The C.I.A. needs to fight harder to understand the future and prevent strategic surprise, and policymakers need to let it.
Let the C.I.A. Do What It Is Supposed to Do
Amy Zegart is a senior fellow at the Hoover Institution and co-director of Stanford University’s Center for International Security and Cooperation. She is the author of "Spying Blind: The C.I.A., the F.B.I., and the Origins of 9/11."

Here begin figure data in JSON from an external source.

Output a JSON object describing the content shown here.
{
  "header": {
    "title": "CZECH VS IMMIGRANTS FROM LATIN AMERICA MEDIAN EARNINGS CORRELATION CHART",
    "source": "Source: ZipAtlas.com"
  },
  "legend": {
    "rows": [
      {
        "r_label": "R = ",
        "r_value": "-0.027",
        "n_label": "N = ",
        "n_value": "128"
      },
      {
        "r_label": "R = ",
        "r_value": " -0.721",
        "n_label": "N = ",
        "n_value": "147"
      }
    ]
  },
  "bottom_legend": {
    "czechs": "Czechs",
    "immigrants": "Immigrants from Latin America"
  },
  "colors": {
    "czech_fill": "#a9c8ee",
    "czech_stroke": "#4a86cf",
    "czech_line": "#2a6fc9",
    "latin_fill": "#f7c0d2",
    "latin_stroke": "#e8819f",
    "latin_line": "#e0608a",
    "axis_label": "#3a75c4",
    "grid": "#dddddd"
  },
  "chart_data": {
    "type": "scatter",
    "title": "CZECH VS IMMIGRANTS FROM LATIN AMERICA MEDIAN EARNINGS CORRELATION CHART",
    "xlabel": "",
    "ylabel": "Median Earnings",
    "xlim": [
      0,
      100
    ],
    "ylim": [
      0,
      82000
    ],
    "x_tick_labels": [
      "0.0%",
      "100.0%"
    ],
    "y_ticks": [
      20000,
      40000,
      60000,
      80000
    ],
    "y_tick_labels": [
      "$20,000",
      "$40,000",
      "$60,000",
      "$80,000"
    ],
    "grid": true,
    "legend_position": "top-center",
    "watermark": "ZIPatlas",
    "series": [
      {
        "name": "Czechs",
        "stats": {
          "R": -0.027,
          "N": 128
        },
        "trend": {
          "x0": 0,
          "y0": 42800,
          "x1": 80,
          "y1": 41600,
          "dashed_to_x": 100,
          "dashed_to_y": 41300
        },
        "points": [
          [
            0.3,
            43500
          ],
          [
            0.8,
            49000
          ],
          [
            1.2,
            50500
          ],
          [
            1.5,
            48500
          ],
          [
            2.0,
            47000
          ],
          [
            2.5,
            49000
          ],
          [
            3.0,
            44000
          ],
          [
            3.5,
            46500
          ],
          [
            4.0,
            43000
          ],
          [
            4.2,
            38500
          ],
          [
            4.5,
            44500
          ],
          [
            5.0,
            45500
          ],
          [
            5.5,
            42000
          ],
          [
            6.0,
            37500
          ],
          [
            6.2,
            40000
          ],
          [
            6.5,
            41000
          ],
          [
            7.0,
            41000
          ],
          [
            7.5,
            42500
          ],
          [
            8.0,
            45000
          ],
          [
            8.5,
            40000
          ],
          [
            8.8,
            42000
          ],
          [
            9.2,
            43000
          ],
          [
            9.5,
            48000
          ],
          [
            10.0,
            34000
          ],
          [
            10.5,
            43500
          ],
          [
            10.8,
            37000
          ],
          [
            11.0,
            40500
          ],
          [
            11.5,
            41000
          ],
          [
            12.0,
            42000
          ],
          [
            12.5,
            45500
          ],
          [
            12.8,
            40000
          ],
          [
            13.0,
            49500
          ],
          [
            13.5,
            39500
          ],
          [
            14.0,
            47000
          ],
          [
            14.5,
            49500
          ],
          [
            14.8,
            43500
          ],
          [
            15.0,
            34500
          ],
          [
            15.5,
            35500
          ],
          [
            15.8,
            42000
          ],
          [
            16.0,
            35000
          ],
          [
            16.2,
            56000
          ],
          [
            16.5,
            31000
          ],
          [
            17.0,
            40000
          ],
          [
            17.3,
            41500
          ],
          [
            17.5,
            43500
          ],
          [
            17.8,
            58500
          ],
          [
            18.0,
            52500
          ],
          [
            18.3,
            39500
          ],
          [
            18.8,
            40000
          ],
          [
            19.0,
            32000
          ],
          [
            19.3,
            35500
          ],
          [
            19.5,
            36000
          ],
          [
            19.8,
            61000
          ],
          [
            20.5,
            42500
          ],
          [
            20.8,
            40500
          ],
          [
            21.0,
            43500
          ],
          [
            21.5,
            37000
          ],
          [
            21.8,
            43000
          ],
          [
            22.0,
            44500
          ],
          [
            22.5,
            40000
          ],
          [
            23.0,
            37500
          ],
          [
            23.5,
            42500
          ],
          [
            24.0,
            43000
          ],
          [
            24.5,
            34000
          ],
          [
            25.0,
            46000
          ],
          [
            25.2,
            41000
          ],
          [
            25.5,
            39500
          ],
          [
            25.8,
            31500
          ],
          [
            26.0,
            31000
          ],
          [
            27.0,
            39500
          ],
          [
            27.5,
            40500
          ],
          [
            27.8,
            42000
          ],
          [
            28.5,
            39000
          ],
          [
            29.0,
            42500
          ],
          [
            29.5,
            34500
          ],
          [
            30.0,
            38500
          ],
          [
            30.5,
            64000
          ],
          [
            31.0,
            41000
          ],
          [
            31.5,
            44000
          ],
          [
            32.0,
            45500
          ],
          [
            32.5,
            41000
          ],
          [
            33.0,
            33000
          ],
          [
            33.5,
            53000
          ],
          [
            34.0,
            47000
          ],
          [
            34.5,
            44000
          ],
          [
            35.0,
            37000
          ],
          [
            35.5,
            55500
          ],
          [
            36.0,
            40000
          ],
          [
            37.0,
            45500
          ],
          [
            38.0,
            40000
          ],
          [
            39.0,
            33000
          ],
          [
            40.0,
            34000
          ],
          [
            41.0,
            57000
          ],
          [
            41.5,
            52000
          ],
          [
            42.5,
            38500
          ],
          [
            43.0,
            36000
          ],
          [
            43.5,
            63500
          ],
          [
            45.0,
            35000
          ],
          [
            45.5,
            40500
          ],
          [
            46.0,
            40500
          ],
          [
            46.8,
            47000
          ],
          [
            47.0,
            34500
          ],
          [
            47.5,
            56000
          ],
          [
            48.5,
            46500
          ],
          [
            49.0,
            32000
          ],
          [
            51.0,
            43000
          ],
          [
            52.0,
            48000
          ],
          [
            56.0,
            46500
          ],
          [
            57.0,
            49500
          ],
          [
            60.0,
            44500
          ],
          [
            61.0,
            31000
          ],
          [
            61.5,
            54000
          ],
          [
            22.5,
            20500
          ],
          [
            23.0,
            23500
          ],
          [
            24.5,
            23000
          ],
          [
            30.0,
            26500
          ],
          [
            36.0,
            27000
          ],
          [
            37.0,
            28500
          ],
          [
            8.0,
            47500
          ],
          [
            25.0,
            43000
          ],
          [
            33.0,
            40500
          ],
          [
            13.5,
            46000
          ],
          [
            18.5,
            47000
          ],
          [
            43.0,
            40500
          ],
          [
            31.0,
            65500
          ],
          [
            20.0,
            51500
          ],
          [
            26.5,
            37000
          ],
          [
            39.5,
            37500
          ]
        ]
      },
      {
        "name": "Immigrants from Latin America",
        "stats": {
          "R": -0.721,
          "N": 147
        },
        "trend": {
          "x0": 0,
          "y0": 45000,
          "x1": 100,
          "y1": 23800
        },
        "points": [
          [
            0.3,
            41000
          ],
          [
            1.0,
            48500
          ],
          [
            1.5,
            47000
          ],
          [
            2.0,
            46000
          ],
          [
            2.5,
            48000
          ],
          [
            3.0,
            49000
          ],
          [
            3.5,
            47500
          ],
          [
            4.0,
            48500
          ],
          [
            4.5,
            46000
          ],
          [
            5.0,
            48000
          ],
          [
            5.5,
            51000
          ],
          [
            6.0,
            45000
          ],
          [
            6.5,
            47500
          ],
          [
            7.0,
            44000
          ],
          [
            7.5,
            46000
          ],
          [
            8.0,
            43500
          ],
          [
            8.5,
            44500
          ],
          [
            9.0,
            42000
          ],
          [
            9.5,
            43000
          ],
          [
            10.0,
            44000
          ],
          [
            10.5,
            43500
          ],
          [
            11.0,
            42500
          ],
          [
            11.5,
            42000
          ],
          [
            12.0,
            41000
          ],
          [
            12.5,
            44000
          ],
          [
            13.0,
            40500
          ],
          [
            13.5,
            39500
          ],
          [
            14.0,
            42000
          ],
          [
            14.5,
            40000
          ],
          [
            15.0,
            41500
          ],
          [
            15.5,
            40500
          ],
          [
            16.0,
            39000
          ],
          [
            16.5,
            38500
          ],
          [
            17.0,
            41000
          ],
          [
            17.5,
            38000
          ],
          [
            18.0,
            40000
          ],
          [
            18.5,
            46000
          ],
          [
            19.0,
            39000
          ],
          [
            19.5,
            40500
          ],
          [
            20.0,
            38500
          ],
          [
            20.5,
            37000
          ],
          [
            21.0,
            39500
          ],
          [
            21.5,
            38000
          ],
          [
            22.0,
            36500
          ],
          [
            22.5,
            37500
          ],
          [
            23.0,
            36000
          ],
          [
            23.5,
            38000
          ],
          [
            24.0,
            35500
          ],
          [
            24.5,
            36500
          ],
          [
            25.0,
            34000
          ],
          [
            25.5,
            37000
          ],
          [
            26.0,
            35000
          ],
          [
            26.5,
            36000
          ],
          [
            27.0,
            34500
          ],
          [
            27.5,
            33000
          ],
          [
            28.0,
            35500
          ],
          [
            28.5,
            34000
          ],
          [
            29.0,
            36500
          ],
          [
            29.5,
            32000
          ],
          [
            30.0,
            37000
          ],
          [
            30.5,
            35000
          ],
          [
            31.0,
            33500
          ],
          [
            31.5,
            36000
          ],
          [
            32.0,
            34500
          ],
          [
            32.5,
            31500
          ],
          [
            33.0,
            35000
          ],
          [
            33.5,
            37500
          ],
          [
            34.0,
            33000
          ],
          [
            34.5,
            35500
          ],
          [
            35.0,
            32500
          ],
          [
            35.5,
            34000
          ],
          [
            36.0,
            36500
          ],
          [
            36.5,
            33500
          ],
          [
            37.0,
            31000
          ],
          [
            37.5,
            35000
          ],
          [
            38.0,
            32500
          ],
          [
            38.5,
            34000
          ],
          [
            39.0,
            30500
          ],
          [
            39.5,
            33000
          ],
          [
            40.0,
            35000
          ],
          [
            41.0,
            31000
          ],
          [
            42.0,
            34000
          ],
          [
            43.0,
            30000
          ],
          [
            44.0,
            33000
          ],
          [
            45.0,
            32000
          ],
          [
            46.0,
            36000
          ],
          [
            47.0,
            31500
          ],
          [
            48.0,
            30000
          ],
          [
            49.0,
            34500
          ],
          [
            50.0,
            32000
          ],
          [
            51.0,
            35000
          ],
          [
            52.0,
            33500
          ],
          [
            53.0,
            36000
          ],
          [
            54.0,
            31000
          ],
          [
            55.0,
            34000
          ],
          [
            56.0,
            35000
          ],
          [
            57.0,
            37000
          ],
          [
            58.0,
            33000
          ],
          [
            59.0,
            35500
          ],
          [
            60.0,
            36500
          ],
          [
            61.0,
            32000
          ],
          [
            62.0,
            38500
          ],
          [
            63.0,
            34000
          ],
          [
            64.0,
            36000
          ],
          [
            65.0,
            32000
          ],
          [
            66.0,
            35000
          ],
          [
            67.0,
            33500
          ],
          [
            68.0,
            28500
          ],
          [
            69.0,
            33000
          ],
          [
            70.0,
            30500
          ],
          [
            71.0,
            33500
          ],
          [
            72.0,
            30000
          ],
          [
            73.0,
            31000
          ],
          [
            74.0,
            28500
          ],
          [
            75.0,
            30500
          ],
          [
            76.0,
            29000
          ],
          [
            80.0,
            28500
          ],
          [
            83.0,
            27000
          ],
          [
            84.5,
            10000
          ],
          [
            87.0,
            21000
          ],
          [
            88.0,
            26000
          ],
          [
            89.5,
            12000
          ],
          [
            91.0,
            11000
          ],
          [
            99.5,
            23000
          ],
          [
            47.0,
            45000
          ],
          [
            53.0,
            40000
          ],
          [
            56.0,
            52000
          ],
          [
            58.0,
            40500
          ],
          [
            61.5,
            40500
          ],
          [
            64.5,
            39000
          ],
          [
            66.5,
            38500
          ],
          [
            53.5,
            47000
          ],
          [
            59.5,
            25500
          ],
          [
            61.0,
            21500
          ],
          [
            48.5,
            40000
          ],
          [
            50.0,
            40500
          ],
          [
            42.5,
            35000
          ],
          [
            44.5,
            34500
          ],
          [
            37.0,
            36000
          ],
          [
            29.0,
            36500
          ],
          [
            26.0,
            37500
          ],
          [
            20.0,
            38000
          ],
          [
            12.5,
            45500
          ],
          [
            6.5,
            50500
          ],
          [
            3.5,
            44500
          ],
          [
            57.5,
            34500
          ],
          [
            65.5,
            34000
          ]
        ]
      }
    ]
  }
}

Updated December 22, 2014, 9:39 AM
From its inception in 1947, the C.I.A. was designed with one overriding mission: preventing strategic surprise. Its controversial interrogation program is just the latest symptom of a larger disease, the tyranny of the current. Since 9/11, rather than assessing the threat landscape of the future, the C.I.A. has been mired in the terrorist threat of the here and now. Time and energy spent on targeted killings, black sites and interrogations with water boards and rectal hydration was time and energy that could have been spent better assessing and anticipating emerging challenges like the Arab Spring, Russian President Vladimir Putin’s intentions, or ISIS’s gathering strength. White House officials and warfighters naturally worry most about today. The C.I.A.’s job is to also worry about tomorrow.
America needs a Central Intelligence Agency that fulfills its founding mission. This task is more challenging than ever. During the Cold War, the C.I.A. could focus on understanding one principal adversary that paraded its nuclear missiles through Red Square and operated at the speed of bureaucracy. Now policymakers feel intense pressure to respond to the 24-hour news cycle, and they expect intelligence to help them.
Meanwhile the United States confronts an unprecedented array of threats: rising states, failing states, weak states, rogue states and nonstate actors ranging from ISIS to Anonymous. Increasingly, these adversaries are moving at the speed of cyber and finding asymmetric ways to counter American military dominance. Firepower isn’t what it used to be.
National security in a post-9/11 world hinges more on what we can learn than what we can destroy -- on understanding adversaries’ intentions, capabilities, preferences, fears and weaknesses faster and better than they can understand ours. The C.I.A. needs to fight harder to understand the future and prevent strategic surprise, and policymakers need to let it.